Gathering Graces 2/3/2019

*Because of many of my VIPKID students celebrating Chinese New Year this week, I changed my availability schedule for the next few days.  Today I taught students this morning like I regularly do.  I also taught some students tonight, which I don’t regularly do.  I did not schedule any classes for the next three mornings, but have some scheduled for Monday and Tuesday nights.  Wednesday I have no classes scheduled!!    This will be the first time since the end of October that I haven’t got up early to teach.  I even let myself stay up late tonight, because I knew I would get more sleep tonight!!
*I was hoping we would get snow today, but it was just a lot of rain here in Kellogg.  I am sure the mountains were getting snow, which is a good thing.  By evening, the temperature had fallen, the wind started blowing, and the snow started falling.  \
*As I was finishing up classes this evening, a delicious smell started wafting down in the basement where I was teaching.  I had put some fish out to thaw for dinner, and Paul had taken it and made a delicious vegetable and fish stir fry and he also steamed some broccoli.  It was wonderful. Yep, Paul treats me pretty good!  (His dad Burton was a good role model!!)
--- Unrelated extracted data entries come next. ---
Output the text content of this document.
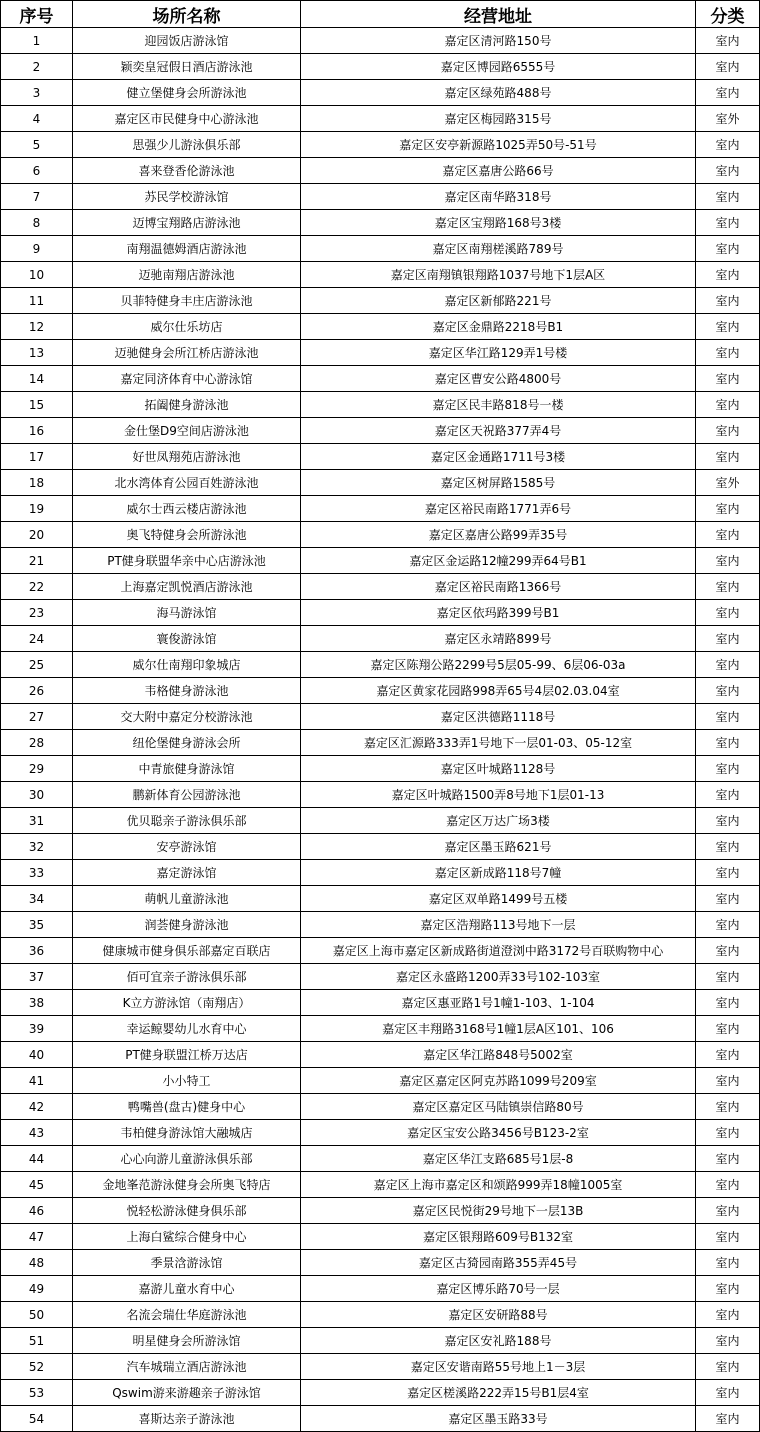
序号	场所名称	经营地址	分类
1	迎园饭店游泳馆	嘉定区清河路150号	室内
2	颖奕皇冠假日酒店游泳池	嘉定区博园路6555号	室内
3	健立堡健身会所游泳池	嘉定区绿苑路488号	室内
4	嘉定区市民健身中心游泳池	嘉定区梅园路315号	室外
5	思强少儿游泳俱乐部	嘉定区安亭新源路1025弄50号-51号	室内
6	喜来登香伦游泳池	嘉定区嘉唐公路66号	室内
7	苏民学校游泳馆	嘉定区南华路318号	室内
8	迈博宝翔路店游泳池	嘉定区宝翔路168号3楼	室内
9	南翔温德姆酒店游泳池	嘉定区南翔槎溪路789号	室内
10	迈驰南翔店游泳池	嘉定区南翔镇银翔路1037号地下1层A区	室内
11	贝菲特健身丰庄店游泳池	嘉定区新郁路221号	室内
12	威尔仕乐坊店	嘉定区金鼎路2218号B1	室内
13	迈驰健身会所江桥店游泳池	嘉定区华江路129弄1号楼	室内
14	嘉定同济体育中心游泳馆	嘉定区曹安公路4800号	室内
15	拓阖健身游泳池	嘉定区民丰路818号一楼	室内
16	金仕堡D9空间店游泳池	嘉定区天祝路377弄4号	室内
17	好世凤翔苑店游泳池	嘉定区金通路1711号3楼	室内
18	北水湾体育公园百姓游泳池	嘉定区树屏路1585号	室外
19	威尔士西云楼店游泳池	嘉定区裕民南路1771弄6号	室内
20	奥飞特健身会所游泳池	嘉定区嘉唐公路99弄35号	室内
21	PT健身联盟华亲中心店游泳池	嘉定区金运路12幢299弄64号B1	室内
22	上海嘉定凯悦酒店游泳池	嘉定区裕民南路1366号	室内
23	海马游泳馆	嘉定区依玛路399号B1	室内
24	寰俊游泳馆	嘉定区永靖路899号	室内
25	威尔仕南翔印象城店	嘉定区陈翔公路2299号5层05-99、6层06-03a	室内
26	韦格健身游泳池	嘉定区黄家花园路998弄65号4层02.03.04室	室内
27	交大附中嘉定分校游泳池	嘉定区洪德路1118号	室内
28	纽伦堡健身游泳会所	嘉定区汇源路333弄1号地下一层01-03、05-12室	室内
29	中青旅健身游泳馆	嘉定区叶城路1128号	室内
30	鹏新体育公园游泳池	嘉定区叶城路1500弄8号地下1层01-13	室内
31	优贝聪亲子游泳俱乐部	嘉定区万达广场3楼	室内
32	安亭游泳馆	嘉定区墨玉路621号	室内
33	嘉定游泳馆	嘉定区新成路118号7幢	室内
34	萌帆儿童游泳池	嘉定区双单路1499号五楼	室内
35	润荟健身游泳池	嘉定区浩翔路113号地下一层	室内
36	健康城市健身俱乐部嘉定百联店	嘉定区上海市嘉定区新成路街道澄浏中路3172号百联购物中心	室内
37	佰可宜亲子游泳俱乐部	嘉定区永盛路1200弄33号102-103室	室内
38	K立方游泳馆（南翔店）	嘉定区惠亚路1号1幢1-103、1-104	室内
39	幸运鲸婴幼儿水育中心	嘉定区丰翔路3168号1幢1层A区101、106	室内
40	PT健身联盟江桥万达店	嘉定区华江路848号5002室	室内
41	小小特工	嘉定区嘉定区阿克苏路1099号209室	室内
42	鸭嘴兽(盘古)健身中心	嘉定区嘉定区马陆镇崇信路80号	室内
43	韦柏健身游泳馆大融城店	嘉定区宝安公路3456号B123-2室	室内
44	心心向游儿童游泳俱乐部	嘉定区华江支路685号1层-8	室内
45	金地峯范游泳健身会所奥飞特店	嘉定区上海市嘉定区和颂路999弄18幢1005室	室内
46	悦轻松游泳健身俱乐部	嘉定区民悦街29号地下一层13B	室内
47	上海白鲨综合健身中心	嘉定区银翔路609号B132室	室内
48	季景浛游泳馆	嘉定区古猗园南路355弄45号	室内
49	嘉游儿童水育中心	嘉定区博乐路70号一层	室内
50	名流会瑞仕华庭游泳池	嘉定区安研路88号	室内
51	明星健身会所游泳馆	嘉定区安礼路188号	室内
52	汽车城瑞立酒店游泳池	嘉定区安谐南路55号地上1－3层	室内
53	Qswim游来游趣亲子游泳馆	嘉定区槎溪路222弄15号B1层4室	室内
54	喜斯达亲子游泳池	嘉定区墨玉路33号	室内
*There was a fun connection I made between the book I am reading Rules of Civility, and the show I am watching on Netflix The West Wing.  Both make reference to a list written by George Washington titled Civility and Decent Behavior in Company and Conversation.  President Bartlett made reference to it in the episode Six Meetings Before Lunch. Even though I haven’t read the whole book, I am assuming Washington’s list was the inspiration for the title of Towles book.  I look forward to seeing how it comes into play more as I continue reading the story.  Here is a description I found that explains a bit about the list.
By age sixteen, George Washington had copied out by hand, 110 rules of Civility & Decent Behavior in Company and Conversation. They are based on a set of rules composed by French Jesuits in 1595. Presumably they were copied out as part of an exercise in penmanship assigned by young Washington's schoolmaster. The first English translations of the French rules appeared in 1640, and are ascribed to Francis Hawkins, the twelve-year-old son of a doctor.     Richard Brookhiser, in his book on Washington wrote, "all modern manners in the western world were originally aristocratic. Courtesy meant behavior appropriate to a court; chivalry comes from chevalier - a knight. Yet Washington was to dedicate himself to freeing America from a court's control. Could manners survive the operation? Without realizing it, the Jesuits who wrote them, and the young man who copied them, were outlining and absorbing a system of courtesy appropriate to equals and near equals. When the company for whom the decent behavior was to be performed expanded to the nation, Washington was ready. Parson Weems got this right, when he wrote that it was 'no wonder every body honored him who honored every body.'" 
The first three items included on this list are as follows:
  1. Every Action done in Company, ought to be with Some Sign of Respect, to those that are Present.
  2. When in Company, put not your Hands to any Part of the Body, not usually Discovered.
  3. Shew Nothing to your Friend that may affright him.
If you are curious as to what 110 rules comprise this list, you can find it here
Rule 110:  Labor to keep alive in your breast that little spark of celestial fire called conscience.